HD 85725

Observation data Epoch J2000 Equinox J2000
- Constellation: Antlia
- Right ascension: 09^{h} 52^{m} 58.02763^{s}
- Declination: −27° 19′ 55.8219″
- Apparent magnitude (V): 6.28

Characteristics
- Evolutionary stage: subgiant
- Spectral type: G1 V
- B−V color index: +0.62

Astrometry
- Radial velocity (R_{v}): 61.6±0.1 km/s
- Proper motion (μ): RA: −278.245 mas/yr Dec.: +95.043 mas/yr
- Parallax (π): 18.5634±0.0256 mas
- Distance: 175.7 ± 0.2 ly (53.87 ± 0.07 pc)
- Absolute magnitude (M_{V}): +2.68

Details
- Mass: 1.42 M_{☉}
- Radius: 2.59±0.11 R_{☉}
- Luminosity: 7.58 L_{☉}
- Surface gravity (log g): 3.86 cgs
- Temperature: 5,940±110 K
- Metallicity [Fe/H]: +0.15 dex
- Rotational velocity (v sin i): 5.9±0.3 km/s
- Age: 2.75 Gyr
- Other designations: 33 G. Antliae, CD−26°7505, CPD−26°4079, HIP 48468, HR 3916, SAO 178130, WDS J09530-2720A

Database references
- SIMBAD: data

= HD 85725 =

Star in the constellation Antlia

HD 85725, also known as HR 3916, is a yellow hued star located in the southern constellation Antlia.

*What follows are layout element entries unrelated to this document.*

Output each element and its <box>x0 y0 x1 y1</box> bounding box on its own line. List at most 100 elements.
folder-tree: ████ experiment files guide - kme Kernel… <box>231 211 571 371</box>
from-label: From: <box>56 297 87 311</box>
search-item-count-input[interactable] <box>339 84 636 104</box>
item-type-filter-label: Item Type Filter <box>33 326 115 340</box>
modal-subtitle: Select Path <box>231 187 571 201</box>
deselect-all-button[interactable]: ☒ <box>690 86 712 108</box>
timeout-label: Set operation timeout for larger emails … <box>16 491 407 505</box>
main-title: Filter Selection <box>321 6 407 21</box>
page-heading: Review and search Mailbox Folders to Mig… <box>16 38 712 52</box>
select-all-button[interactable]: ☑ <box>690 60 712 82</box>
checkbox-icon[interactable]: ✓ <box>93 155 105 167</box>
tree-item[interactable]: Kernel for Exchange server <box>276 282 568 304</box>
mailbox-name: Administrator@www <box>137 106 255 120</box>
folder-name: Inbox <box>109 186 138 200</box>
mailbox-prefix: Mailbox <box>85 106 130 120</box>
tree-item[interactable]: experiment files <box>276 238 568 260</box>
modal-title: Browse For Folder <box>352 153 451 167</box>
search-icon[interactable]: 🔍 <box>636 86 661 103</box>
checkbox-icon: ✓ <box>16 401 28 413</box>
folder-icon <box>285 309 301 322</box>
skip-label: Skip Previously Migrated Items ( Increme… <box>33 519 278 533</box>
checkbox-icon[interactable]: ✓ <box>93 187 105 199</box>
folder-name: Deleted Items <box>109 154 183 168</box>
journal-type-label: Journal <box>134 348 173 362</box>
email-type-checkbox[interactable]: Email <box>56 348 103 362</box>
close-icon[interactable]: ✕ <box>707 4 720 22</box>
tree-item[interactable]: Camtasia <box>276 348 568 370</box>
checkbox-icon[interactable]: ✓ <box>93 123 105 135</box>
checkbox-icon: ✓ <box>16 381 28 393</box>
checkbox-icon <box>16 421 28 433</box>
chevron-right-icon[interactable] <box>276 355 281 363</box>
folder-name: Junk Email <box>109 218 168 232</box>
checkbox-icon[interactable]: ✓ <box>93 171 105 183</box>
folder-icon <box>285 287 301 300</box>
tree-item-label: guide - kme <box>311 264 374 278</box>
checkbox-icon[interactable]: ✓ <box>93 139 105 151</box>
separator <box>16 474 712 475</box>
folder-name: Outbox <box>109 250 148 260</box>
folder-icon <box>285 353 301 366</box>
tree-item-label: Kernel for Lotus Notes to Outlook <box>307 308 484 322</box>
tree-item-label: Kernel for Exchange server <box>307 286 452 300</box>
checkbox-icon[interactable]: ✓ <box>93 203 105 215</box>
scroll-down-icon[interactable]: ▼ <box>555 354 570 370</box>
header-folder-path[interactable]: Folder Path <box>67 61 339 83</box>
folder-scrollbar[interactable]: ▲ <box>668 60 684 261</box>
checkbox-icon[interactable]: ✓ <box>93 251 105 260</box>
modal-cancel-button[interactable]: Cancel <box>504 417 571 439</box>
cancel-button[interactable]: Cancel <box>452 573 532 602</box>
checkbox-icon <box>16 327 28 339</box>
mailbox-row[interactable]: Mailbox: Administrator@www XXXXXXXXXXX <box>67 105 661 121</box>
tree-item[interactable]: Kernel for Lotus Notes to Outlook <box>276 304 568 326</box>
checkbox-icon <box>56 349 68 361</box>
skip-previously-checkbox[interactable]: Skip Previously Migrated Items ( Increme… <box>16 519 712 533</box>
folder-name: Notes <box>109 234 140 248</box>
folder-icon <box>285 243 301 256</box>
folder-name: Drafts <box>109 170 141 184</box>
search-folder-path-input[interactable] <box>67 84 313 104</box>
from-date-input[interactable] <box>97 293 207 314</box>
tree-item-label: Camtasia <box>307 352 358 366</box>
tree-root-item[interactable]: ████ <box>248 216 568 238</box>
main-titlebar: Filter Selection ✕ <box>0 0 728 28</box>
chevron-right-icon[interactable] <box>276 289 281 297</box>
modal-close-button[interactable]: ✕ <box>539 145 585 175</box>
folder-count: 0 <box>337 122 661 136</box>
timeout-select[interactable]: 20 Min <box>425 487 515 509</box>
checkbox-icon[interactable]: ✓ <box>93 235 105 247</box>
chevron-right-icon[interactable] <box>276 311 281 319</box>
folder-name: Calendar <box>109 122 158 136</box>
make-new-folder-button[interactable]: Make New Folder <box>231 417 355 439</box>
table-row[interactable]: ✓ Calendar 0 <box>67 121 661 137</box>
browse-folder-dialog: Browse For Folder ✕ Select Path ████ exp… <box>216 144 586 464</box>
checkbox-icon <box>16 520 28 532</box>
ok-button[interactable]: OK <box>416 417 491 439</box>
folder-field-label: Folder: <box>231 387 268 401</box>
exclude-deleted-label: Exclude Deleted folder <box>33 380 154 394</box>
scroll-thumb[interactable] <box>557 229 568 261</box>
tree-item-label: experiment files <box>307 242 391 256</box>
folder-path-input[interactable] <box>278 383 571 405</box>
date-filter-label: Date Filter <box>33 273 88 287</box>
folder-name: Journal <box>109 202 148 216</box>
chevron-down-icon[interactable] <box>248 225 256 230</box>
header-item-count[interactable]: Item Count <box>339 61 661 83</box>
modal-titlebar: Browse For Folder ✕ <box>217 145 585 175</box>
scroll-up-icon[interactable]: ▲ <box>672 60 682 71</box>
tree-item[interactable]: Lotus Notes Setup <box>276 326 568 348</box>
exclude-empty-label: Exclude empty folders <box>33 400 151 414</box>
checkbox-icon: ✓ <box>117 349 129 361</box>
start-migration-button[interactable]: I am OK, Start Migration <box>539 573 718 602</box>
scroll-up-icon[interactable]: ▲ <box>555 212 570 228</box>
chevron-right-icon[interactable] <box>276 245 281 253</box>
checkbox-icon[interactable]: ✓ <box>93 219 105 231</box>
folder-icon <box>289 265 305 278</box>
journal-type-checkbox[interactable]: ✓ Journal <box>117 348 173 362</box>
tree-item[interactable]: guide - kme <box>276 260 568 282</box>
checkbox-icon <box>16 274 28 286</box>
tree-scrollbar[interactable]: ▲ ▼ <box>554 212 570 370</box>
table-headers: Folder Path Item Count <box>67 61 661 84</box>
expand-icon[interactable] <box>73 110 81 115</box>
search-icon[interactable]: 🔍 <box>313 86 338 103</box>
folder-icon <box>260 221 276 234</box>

It has an apparent magnitude of 6.29, placing it near the limit for naked eye visibility. The object is relatively close at a distance of 176 light-years, but is receding with a heliocentric radial velocity of 61.6 km/s.

HD 85725 has a stellar classification of G1 V, which suggests that it is an ordinary G-type main-sequence star that is fusing hydrogen at its core. However, a low surface gravity of ±7,244 cm/s2 and evolutionary models indicate that is an evolved subgiant.

At present it has 143% the mass of the Sun but is 2.59 times larger, which is not characteristic of a yellow dwarf. It shines at 7.6 times the luminosity of the Sun from its photosphere at a surface temperature of 5,940 K, which gives it a yellow glow. At an age of 2.75 billion years, HD 85725 is spinning leisurely with a projected rotational velocity of 5.9 km/s.

There is a 10th magnitude companion located 1.5 arcsecond away along a position angle of 25 deg. It appears to have a common proper motion with the star, suggesting physical relation.